Le danger n'est pas le manque d'intelligence, mais une intelligence lentement achetée — par les incitatifs, le statut, et le confort discret de l'appartenance institutionnelle. Cela inclut, il faut l'admettre, l'intelligence de celui qui formule cet argument.

L'intelligence n'est pas l'indépendance

Il existe une histoire flatteuse que l'on se raconte sur les gens intelligents : qu'ils seraient plus rationnels, moins biaisés, plus habiles à suivre les preuves là où elles mènent. C'est en grande partie faux.

Ce que l'intelligence élevée vous offre réellement, c'est un meilleur kit de rationalisation. Un homme peu brillant défendra une institution défaillante avec une loyauté de slogan. Un homme brillant la défendra avec des régressions, des citations, et le vocabulaire emprunté à la tradition intellectuelle que son institution a colonisée.

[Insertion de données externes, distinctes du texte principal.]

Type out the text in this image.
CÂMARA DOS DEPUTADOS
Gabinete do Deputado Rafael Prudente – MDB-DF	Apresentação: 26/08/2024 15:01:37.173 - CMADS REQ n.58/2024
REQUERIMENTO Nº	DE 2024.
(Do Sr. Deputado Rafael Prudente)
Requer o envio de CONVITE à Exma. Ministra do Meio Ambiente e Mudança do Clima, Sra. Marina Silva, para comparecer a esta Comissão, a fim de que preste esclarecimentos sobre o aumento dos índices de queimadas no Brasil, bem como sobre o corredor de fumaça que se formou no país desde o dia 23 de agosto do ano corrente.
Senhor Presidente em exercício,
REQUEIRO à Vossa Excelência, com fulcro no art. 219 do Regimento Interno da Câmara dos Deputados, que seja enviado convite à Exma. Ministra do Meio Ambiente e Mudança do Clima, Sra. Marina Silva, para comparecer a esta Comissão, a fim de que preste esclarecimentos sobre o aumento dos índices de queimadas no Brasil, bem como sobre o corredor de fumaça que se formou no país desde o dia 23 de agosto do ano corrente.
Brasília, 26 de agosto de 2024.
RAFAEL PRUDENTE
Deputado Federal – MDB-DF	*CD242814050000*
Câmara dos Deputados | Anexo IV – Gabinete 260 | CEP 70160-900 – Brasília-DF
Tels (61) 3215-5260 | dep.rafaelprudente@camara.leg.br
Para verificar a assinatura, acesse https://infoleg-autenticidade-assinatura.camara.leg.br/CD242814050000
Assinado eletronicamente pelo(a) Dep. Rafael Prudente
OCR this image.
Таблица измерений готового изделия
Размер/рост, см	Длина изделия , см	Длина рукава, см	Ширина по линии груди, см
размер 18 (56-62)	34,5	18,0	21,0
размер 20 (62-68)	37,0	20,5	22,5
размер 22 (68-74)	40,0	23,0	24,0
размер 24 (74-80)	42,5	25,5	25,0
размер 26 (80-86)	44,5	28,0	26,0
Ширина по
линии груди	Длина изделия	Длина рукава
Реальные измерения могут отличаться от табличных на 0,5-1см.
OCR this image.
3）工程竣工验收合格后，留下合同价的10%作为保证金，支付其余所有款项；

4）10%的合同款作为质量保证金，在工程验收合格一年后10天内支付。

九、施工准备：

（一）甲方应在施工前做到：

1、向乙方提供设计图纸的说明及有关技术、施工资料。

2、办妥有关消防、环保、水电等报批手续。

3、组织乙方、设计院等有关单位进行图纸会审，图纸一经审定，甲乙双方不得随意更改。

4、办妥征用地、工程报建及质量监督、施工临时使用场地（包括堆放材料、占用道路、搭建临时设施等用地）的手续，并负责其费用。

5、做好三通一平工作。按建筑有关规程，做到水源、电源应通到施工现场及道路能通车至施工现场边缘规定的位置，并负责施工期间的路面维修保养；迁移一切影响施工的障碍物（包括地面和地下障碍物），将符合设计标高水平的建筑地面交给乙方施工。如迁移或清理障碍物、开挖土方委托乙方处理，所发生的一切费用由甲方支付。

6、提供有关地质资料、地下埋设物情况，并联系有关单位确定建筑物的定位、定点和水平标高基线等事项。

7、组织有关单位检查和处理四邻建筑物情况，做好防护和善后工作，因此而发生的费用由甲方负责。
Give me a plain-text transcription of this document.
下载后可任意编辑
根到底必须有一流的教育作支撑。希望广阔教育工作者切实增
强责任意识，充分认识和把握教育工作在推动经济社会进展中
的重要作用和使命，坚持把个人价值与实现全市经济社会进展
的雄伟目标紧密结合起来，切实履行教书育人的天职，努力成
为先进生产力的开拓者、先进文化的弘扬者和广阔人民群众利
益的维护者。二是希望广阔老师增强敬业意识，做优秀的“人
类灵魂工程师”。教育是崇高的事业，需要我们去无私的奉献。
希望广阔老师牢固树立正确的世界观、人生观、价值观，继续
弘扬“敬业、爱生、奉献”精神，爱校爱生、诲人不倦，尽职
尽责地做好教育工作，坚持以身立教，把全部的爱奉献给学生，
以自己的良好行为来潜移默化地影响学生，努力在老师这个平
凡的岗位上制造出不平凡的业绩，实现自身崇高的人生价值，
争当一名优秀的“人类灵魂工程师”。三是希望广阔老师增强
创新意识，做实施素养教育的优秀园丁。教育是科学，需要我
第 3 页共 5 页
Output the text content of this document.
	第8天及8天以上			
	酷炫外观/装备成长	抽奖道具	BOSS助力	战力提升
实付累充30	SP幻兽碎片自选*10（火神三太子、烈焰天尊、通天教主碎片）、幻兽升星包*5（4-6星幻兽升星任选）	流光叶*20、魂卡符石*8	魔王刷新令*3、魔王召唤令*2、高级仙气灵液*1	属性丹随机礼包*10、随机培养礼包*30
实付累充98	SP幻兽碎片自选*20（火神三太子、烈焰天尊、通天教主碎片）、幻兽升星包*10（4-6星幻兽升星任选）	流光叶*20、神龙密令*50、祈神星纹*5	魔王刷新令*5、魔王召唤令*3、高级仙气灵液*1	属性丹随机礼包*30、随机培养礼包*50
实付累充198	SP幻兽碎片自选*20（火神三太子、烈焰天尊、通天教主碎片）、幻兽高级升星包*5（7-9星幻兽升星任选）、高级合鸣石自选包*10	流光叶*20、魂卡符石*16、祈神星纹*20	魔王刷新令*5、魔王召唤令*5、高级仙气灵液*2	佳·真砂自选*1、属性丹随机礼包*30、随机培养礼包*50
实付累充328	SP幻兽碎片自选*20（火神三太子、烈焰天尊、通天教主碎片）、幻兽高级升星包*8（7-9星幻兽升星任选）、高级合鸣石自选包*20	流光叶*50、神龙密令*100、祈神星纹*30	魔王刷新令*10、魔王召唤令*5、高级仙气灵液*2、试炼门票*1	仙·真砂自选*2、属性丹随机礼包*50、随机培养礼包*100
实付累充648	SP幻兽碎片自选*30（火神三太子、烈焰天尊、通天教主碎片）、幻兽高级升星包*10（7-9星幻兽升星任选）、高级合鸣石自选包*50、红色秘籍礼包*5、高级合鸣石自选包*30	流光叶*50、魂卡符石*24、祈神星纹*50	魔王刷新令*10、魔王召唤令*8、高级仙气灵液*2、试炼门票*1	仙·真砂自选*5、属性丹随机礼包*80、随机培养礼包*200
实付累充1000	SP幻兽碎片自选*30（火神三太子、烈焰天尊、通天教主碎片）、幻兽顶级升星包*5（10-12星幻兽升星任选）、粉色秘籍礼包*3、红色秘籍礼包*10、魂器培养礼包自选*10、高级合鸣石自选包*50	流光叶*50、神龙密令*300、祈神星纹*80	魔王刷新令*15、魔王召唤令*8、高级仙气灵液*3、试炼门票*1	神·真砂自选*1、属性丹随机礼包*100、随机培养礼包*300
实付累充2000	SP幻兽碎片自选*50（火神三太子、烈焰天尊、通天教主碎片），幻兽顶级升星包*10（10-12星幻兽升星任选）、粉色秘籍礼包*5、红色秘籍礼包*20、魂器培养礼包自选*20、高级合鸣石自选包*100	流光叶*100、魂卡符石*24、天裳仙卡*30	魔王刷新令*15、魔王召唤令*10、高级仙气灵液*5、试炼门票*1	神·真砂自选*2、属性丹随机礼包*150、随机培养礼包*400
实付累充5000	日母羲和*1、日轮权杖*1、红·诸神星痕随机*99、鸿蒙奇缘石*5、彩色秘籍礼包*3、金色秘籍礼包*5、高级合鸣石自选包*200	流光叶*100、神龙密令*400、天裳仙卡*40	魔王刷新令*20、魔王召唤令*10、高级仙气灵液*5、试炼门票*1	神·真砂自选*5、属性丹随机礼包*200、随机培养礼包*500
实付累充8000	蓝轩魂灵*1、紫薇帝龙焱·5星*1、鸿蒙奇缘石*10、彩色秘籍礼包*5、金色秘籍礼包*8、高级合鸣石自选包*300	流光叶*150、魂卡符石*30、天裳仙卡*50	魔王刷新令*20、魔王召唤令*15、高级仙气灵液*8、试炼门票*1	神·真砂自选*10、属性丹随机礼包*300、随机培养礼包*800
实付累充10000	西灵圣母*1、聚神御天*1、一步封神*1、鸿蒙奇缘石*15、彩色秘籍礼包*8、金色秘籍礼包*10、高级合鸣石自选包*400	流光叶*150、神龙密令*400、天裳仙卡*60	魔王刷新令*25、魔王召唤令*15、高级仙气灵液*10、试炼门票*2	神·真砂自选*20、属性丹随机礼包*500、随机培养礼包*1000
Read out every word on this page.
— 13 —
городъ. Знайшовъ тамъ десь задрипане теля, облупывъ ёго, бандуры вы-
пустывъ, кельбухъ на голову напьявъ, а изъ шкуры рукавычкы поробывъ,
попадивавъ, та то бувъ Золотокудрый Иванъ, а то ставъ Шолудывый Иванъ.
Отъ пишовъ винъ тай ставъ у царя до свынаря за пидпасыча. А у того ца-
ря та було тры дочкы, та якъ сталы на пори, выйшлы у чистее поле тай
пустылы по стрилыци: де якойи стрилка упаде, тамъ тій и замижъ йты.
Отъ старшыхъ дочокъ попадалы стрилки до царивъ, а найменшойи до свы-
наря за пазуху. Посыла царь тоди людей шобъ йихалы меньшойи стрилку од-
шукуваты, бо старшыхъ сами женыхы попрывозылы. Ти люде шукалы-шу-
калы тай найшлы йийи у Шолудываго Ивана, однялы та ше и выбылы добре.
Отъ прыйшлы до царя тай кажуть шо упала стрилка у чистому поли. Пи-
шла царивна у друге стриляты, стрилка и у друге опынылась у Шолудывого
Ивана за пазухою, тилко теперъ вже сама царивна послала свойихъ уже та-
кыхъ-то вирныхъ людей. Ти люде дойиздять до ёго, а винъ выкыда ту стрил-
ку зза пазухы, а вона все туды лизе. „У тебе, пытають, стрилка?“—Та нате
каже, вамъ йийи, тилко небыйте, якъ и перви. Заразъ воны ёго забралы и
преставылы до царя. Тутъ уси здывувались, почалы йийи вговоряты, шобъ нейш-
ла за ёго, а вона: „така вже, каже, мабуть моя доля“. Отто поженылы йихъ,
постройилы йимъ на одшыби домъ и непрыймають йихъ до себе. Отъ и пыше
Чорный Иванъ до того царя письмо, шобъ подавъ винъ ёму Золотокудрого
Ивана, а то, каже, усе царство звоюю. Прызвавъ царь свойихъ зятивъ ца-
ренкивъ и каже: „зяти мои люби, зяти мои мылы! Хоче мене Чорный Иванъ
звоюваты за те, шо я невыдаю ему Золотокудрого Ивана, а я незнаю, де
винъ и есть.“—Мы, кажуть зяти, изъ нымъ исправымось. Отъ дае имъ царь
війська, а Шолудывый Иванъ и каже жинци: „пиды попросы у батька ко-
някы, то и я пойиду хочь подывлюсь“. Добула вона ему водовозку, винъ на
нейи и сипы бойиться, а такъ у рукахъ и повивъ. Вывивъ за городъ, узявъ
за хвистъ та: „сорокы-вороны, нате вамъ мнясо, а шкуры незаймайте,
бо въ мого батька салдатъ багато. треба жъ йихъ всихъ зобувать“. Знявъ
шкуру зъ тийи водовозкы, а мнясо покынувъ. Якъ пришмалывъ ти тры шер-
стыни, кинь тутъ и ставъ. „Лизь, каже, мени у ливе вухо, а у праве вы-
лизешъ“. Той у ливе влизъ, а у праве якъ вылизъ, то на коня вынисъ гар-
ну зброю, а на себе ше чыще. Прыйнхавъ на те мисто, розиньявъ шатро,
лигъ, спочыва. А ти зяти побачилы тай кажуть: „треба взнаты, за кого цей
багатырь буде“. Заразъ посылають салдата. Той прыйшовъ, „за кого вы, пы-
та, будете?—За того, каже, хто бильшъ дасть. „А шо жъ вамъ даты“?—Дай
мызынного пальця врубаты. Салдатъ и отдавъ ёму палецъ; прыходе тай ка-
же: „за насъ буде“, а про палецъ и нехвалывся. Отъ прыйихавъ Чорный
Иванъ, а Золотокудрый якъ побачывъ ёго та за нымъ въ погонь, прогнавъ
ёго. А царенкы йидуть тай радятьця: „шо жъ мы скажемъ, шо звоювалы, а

Les travaux de Jonathan Haidt rendent le mécanisme évident : le raisonnement moral et politique est presque toujours post-hoc. Nous arrivons d'abord à une conclusion — par intérêt personnel, par identité, par qui signe nos chèques — puis nous construisons les arguments pour la justifier. Plus vous êtes intelligent, plus ces arguments deviennent convaincants. Mais la conclusion était souvent déjà arrêtée avant que le raisonnement ne commence.

Cela ne signifie pas que les gens intelligents ont toujours tort. Cela signifie que la corrélation entre intelligence et loyauté institutionnelle est bien plus forte que la plupart des gens intelligents ne voudraient l'admettre.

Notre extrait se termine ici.